OBOFoundry / OBOFoundry.github.io

Metadata and website for the Open Bio Ontologies Foundry Ontology Registry
http://obofoundry.org
Other
166 stars 204 forks source link

Principle #12 "Naming conventions" #958

Open nataled opened 5 years ago

nataled commented 5 years ago

Current wording:

NOTE

The content of this page is scheduled to be reviewed. Improved wording will be posted as it becomes available.

Details

For full details, see this paper: http://www.biomedcentral.com/1471-2105/10/125

Briefly, some important things to remember:

nataled commented 5 years ago

Wording suggestions and discussion:

Also see http://msi-ontology.sourceforge.net/namingconventions/Naming_Conv_v14.htm

Sez Melissa: Naming is complicated as per the referenced documentation. Do you think it is possible to provide a high level summary here so that we can use this for the purposes of review? Basically a short list of requirements and consistency checks. We agreed.

Name: Naming conventions

Summary and Purpose: the names for classes in an ontology should be intelligible to scientists and be amenable to natural language processing.

Implementation:

[todo: put MUST and SHOULD in caps.]

Here is a list of the headline points from the above links.
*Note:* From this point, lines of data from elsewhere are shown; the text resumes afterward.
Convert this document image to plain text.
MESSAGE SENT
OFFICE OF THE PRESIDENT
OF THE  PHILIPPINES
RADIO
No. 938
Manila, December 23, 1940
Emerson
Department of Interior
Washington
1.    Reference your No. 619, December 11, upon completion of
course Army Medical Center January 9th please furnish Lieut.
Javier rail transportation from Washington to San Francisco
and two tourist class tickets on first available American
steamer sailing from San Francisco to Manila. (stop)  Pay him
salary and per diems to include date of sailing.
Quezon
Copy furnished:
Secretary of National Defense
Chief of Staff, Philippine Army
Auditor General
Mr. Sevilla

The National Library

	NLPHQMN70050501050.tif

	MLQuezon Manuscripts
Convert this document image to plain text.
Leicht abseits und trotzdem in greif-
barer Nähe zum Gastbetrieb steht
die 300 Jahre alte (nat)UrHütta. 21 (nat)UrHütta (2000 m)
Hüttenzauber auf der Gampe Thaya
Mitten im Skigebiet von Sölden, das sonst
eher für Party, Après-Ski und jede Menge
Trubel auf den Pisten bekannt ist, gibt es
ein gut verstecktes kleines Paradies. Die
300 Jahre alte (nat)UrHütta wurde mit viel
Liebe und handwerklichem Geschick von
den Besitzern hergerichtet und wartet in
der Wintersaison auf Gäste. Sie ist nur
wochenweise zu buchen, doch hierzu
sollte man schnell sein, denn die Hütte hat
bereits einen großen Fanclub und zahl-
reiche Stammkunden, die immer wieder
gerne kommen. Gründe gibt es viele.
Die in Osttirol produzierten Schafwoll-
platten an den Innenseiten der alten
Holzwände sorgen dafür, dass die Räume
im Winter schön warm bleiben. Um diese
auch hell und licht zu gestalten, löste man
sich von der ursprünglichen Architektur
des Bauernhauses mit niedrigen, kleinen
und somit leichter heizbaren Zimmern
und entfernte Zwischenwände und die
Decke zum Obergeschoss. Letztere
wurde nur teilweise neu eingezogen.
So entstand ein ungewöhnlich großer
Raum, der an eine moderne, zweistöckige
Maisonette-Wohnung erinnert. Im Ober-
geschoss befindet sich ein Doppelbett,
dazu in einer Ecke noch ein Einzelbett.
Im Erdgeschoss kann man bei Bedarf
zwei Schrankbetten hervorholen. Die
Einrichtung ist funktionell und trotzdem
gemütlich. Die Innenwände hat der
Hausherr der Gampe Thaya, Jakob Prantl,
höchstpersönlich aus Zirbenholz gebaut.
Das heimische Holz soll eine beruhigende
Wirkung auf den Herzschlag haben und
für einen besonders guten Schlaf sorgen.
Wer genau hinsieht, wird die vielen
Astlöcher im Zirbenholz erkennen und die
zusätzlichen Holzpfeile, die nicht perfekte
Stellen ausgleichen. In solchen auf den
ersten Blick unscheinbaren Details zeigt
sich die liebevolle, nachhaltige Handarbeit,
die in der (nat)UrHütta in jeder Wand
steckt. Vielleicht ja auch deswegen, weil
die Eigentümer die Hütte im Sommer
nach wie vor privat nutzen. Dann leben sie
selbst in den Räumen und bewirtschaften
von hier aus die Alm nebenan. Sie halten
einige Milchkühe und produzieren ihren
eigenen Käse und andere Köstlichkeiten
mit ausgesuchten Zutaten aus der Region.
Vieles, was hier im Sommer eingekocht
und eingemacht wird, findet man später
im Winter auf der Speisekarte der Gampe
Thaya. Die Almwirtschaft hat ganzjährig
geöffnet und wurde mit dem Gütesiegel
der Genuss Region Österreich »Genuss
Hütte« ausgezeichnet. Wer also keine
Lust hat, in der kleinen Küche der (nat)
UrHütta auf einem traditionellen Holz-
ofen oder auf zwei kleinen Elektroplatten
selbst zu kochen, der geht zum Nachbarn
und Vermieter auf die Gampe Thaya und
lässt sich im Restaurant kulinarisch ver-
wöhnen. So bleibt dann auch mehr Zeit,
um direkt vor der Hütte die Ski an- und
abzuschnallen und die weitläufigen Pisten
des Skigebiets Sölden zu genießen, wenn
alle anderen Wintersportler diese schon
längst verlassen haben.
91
Names of classes should as far as possible reflect usage in ordinary scientific body text. They are not titles. This means that words within them should only be capitalized if they are proper names (for example Golgi) multiword names should have the words separated by spaces (not underscores or CamelCase) non-deprecated class names should not contain information relevant only to the ontology, for example “protocol (definition incomplete)”. Reasons for allowing this for deprecated terms include to avoid clashes between classes which would otherwise have the same name, and to provide a readily-usable audit trail. Short, commonly-used names should appear as they do in ordinary running text in the normal order of words and should not contain commas, hence “hoses for the use of firemen”, not “hoses, firemen, for the use of”. Commas may be used where they are part of, say, chemical names, or in long complicated terms (more than four or five words) such as in the Gene Ontology. names should be singular: “plant cell” rather than “plant cells”. If you are referring to a collective or aggregate, then say so. Plurals may be added as synonyms.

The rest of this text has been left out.